Filing a claim for workers' compensation benefits death benefits in cases where the cause of death was suicide


An employee [Decedent] sustained a work-related injury to his head and his claim for workers' compensation benefits was thereafter established. Subsequently his family feared that Decedent had attempted suicide and had him hospitalized. Discharged from the hospital, Decedent died by suicide five days later.

Decedent's surviving spouse [Petitioner] filed a claim for workers' compensation death benefits. After conducting a hearing, a Workers' Compensation Law Judge [WCLJ] granted the claim. The Workers' Compensation Board [Board] affirmed the WCLJ's findings and determination. The Appointing Authority, and its third-party administrator [hereinafter collectively [Employer] appealed the Board's decision.

Initially addressing a procedural issue, the Appellate Division rejected the Employer's contention that the Board violated Workers' Compensation Law §23 when it adopted the findings of the WCLJ without a statement setting forth the facts upon which it had relied*.

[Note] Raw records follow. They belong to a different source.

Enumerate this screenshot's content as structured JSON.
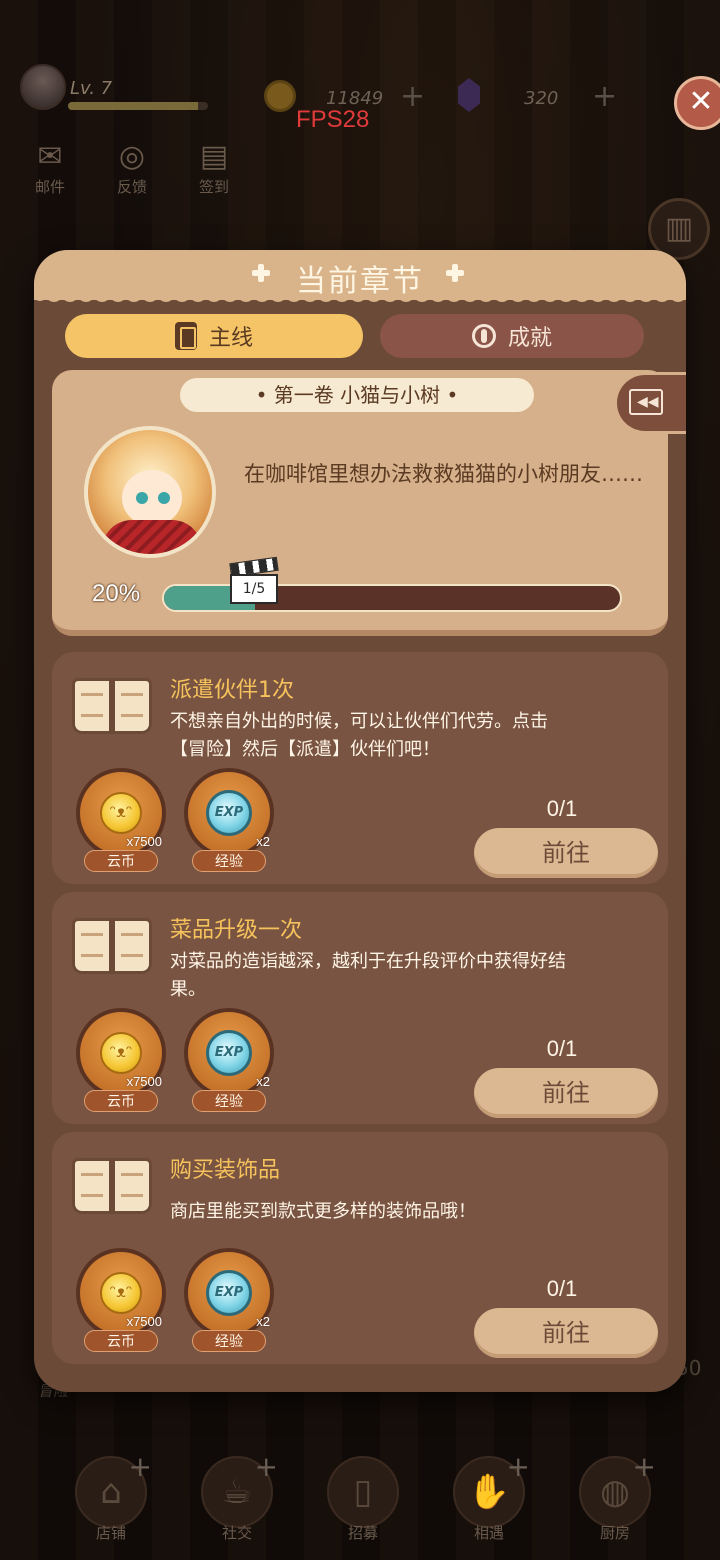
{
  "hud": {
    "level": "Lv. 7",
    "coins": "11849",
    "gems": "320",
    "fps": "FPS28",
    "plus_symbol": "+",
    "close_symbol": "✕"
  },
  "side_icons": [
    {
      "label": "邮件",
      "icon": "mail-icon"
    },
    {
      "label": "反馈",
      "icon": "feedback-icon"
    },
    {
      "label": "签到",
      "icon": "checkin-icon"
    }
  ],
  "bottom_nav": [
    {
      "label": "店铺",
      "icon": "shop-icon"
    },
    {
      "label": "社交",
      "icon": "coffee-icon"
    },
    {
      "label": "招募",
      "icon": "recruit-icon"
    },
    {
      "label": "相遇",
      "icon": "handshake-icon"
    },
    {
      "label": "厨房",
      "icon": "kitchen-icon"
    }
  ],
  "background": {
    "adventure_label": "冒险",
    "corner_number": "50"
  },
  "panel": {
    "title": "当前章节",
    "tabs": [
      {
        "label": "主线",
        "active": true,
        "icon": "scroll-icon"
      },
      {
        "label": "成就",
        "active": false,
        "icon": "medal-icon"
      }
    ],
    "chapter": {
      "volume": "• 第一卷 小猫与小树 •",
      "description": "在咖啡馆里想办法救救猫猫的小树朋友……",
      "progress_percent": 20,
      "progress_label": "20%",
      "progress_count": "1/5"
    },
    "tasks": [
      {
        "title": "派遣伙伴1次",
        "description": "不想亲自外出的时候，可以让伙伴们代劳。点击【冒险】然后【派遣】伙伴们吧！",
        "count": "0/1",
        "button": "前往",
        "rewards": [
          {
            "name": "云币",
            "quantity": "x7500",
            "icon": "cat-coin-icon"
          },
          {
            "name": "经验",
            "quantity": "x2",
            "icon": "exp-icon",
            "icon_text": "EXP"
          }
        ]
      },
      {
        "title": "菜品升级一次",
        "description": "对菜品的造诣越深，越利于在升段评价中获得好结果。",
        "count": "0/1",
        "button": "前往",
        "rewards": [
          {
            "name": "云币",
            "quantity": "x7500",
            "icon": "cat-coin-icon"
          },
          {
            "name": "经验",
            "quantity": "x2",
            "icon": "exp-icon",
            "icon_text": "EXP"
          }
        ]
      },
      {
        "title": "购买装饰品",
        "description": "商店里能买到款式更多样的装饰品哦！",
        "count": "0/1",
        "button": "前往",
        "rewards": [
          {
            "name": "云币",
            "quantity": "x7500",
            "icon": "cat-coin-icon"
          },
          {
            "name": "经验",
            "quantity": "x2",
            "icon": "exp-icon",
            "icon_text": "EXP"
          }
        ]
      }
    ]
  },
  "colors": {
    "panel": "#6b4a38",
    "tab_active": "#f4c466",
    "task_title": "#f6c25c",
    "progress_fill": "#4fa08a"
  }
}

Turning to the merits of Employer's appeal, the court, citing Matter of Delacruz v Incorporated Vil. of Freeport, 175 AD3d 1739, noted that "[i]t is well settled that workers' compensation death benefits may not be awarded 'when the injury has been solely occasioned ... by wil[l]ful intention of the injured employee to bring about the injury or death of himself [or herself].'" Further, opined the Appellate Division, "[W]orkers' compensation death benefits may be awarded for a suicide only where the suicide results from insanity, brain derangement or a pattern of mental deterioration caused by work-related injury."

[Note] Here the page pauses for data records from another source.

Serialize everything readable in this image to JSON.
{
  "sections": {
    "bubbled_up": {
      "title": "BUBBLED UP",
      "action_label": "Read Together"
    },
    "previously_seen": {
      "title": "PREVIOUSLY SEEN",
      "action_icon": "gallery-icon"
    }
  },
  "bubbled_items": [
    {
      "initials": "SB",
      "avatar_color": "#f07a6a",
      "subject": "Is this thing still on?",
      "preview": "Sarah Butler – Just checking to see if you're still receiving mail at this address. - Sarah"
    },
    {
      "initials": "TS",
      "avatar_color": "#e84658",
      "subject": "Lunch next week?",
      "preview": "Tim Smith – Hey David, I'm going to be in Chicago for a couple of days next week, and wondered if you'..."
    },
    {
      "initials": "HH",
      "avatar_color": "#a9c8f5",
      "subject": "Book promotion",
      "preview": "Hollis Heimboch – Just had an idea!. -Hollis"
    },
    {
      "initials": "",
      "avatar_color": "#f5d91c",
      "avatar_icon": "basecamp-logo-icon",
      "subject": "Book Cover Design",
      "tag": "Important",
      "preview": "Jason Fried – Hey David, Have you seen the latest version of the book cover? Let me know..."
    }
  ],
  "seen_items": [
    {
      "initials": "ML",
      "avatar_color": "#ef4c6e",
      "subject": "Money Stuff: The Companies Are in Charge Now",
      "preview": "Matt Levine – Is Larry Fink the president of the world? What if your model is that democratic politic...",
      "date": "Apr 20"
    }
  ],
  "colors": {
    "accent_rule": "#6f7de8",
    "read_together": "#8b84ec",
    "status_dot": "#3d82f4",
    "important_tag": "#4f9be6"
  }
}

In Workers' Compensation claims cases involving a suicide the Appellate Division said that the rule is that "the causal relationship between an industrial accident and a resulting mental condition need not be direct and immediate. It is sufficient that the industrial accident is a contributing cause, even if it precipitated [the] decedent's preexisting mental condition."

Finding that the Board's determination that Decedent's suicide was causally related to his work injury was supported by substantial evidence, the Appellate Division said it would not disturb the Board's determination.

* §23 of the Workers' Compensation Law provides that Board decisions shall include "a statement of the facts which formed the basis of its action on the issues raised."